Romper’s special weddings issue “We Do” celebrates the moments and the days exactly like this: the weddings that involve not just two people, but three or even more. Vows, wedding attire, and cake toppers are so often geared to the "adorable couple," but sometimes the "I" referred to in the vows is a "we" right from the start, whether the wedding is a marriage of co-parents like mine was, or about creating a newly blended, and equally precious, family.

“The boys had helped us build the canopy under which we would stand to take our vows,” writes Sara Nolan in her beautiful essay about the pledge at the altar she wanted to make to her step-sons, without requiring vows in return, just as the love and care we offer our newborns expects no reciprocal promise.

It was wobbly construction, but not wobbly enough to be negligent.
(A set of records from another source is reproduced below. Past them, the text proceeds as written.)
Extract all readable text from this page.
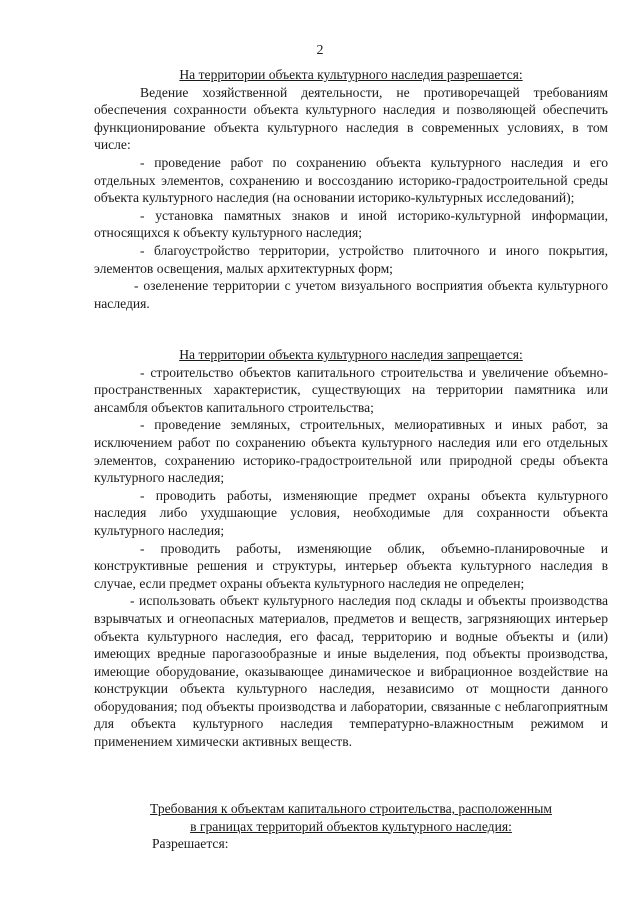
2
На территории объекта культурного наследия разрешается:

Ведение хозяйственной деятельности, не противоречащей требованиям обеспечения сохранности объекта культурного наследия и позволяющей обеспечить функционирование объекта культурного наследия в современных условиях, в том числе:

- проведение работ по сохранению объекта культурного наследия и его отдельных элементов, сохранению и воссозданию историко-градостроительной среды объекта культурного наследия (на основании историко-культурных исследований);

- установка памятных знаков и иной историко-культурной информации, относящихся к объекту культурного наследия;

- благоустройство территории, устройство плиточного и иного покрытия, элементов освещения, малых архитектурных форм;

- озеленение территории с учетом визуального восприятия объекта культурного наследия.

На территории объекта культурного наследия запрещается:

- строительство объектов капитального строительства и увеличение объемно-пространственных характеристик, существующих на территории памятника или ансамбля объектов капитального строительства;

- проведение земляных, строительных, мелиоративных и иных работ, за исключением работ по сохранению объекта культурного наследия или его отдельных элементов, сохранению историко-градостроительной или природной среды объекта культурного наследия;

- проводить работы, изменяющие предмет охраны объекта культурного наследия либо ухудшающие условия, необходимые для сохранности объекта культурного наследия;

- проводить работы, изменяющие облик, объемно-планировочные и конструктивные решения и структуры, интерьер объекта культурного наследия в случае, если предмет охраны объекта культурного наследия не определен;

- использовать объект культурного наследия под склады и объекты производства взрывчатых и огнеопасных материалов, предметов и веществ, загрязняющих интерьер объекта культурного наследия, его фасад, территорию и водные объекты и (или) имеющих вредные парогазообразные и иные выделения, под объекты производства, имеющие оборудование, оказывающее динамическое и вибрационное воздействие на конструкции объекта культурного наследия, независимо от мощности данного оборудования; под объекты производства и лаборатории, связанные с неблагоприятным для объекта культурного наследия температурно-влажностным режимом и применением химически активных веществ.

Требования к объектам капитального строительства, расположенным
в границах территорий объектов культурного наследия:

Разрешается:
We designed and assembled it one raw spring day out of fallen tree branches, dragged from the Stone Ridge woods behind the friend’s home upstate where we’d have the ceremony. The labor was hard enough that jackets came off. A blended family is like that: a bunch of collected parts, under non-standard architecture.

Non-standard, maybe, but priceless.

Also in this issue, Rachel Sobel shares what it meant for her to have her own little girl walk her down the aisle; Christine Hernandez writes about best ring bearer-ever — her toddler (and how planning a wedding when you’re also taking care of a baby is a liiiittle bit different than doing it pre-kids!); and Aimee Christian recalls realizing at five months pregnant that she wanted her blossoming family to all share the same last name, inspiring her to elope. Plus, a fashion major prices out the wedding she and her husband were able to pull off while raising a 2-year-old, and Romper’s own Samantha Darby recalls the show-stealing turn by her toddler on the big day. It was no accident — as you’ll see, things look different when you have a baby first and build a marriage up around them.

And that’s what we wanted to show.

When celeb hairstylist Nakia Rachon (you know her from Beyonce’s braids on the cover of Vogue) and her partner of 10 years got married, she was still breastfeeding their youngest (you need to see these photos), proof of the beauty we’ve so often overlooked in plotting our perfect wedding moodboards. Breastfeeding is a part of many a bride’s big day, and we’ve got 24 exquisite photos to prove it. We’ve also got some of the most joyful and celebratory wedding pics you’ve ever seen, starring brides and their children, and 20 more weddings that showcase the beauty of a baby bump in a wedding dress. No shotguns, just incredible amounts of love.

“Changing the narrative around pregnant brides starts with representation, which is why these photos are so important,” writes Samantha Grindell in her stunning photo feature, and Jennifer Garner, Zooey Deschanel, and Gwyneth Paltrow might agree — they’re just a few of the celebrities you know and love who also who got married with a baby on the way. And we also celebrate celebrity weddings that, like mine and so many others today, came after the baby. (I knew I had something in common with Kim Kardashian!)

No wedding issue would be complete without plenty of advice, tips, and how-tos for any bride who wants to create the day of their dreams. From swoonworthy dresses that are a cinch to breastfeed in, to precious flower girl dresses on Etsy and ideas for incorporating your kids into your wedding dress, we’ve got you covered. You won’t want to miss these adorable cake toppers that celebrate your family, these personalized wedding sneakers, or the wedding castle bounce house!

Nothing goes with a lollipop like a fresh pina colada, that's what I always say.

Isabella might not remember a whole lot from our wedding, but I hope that when she looks at the photos, she does reconnect with some sense of the love and the overwhelming support from our friends and family that day on the beach. Our family was already complete, but there we were, as the sunset darkened into a blooming, twinkling night sky, to say that we knew we could keep it that way, always.

After dinner was eaten and lollipops were consumed, she finally tired out — and I’ll always remember what it meant to have that tiny, heavy body there, an impossible, magical feat. We happily passed her from auntie to auntie, and Grandma to Grammie before she fell asleep in my sister’s arms, the warm night sweeping our party on into the small hours.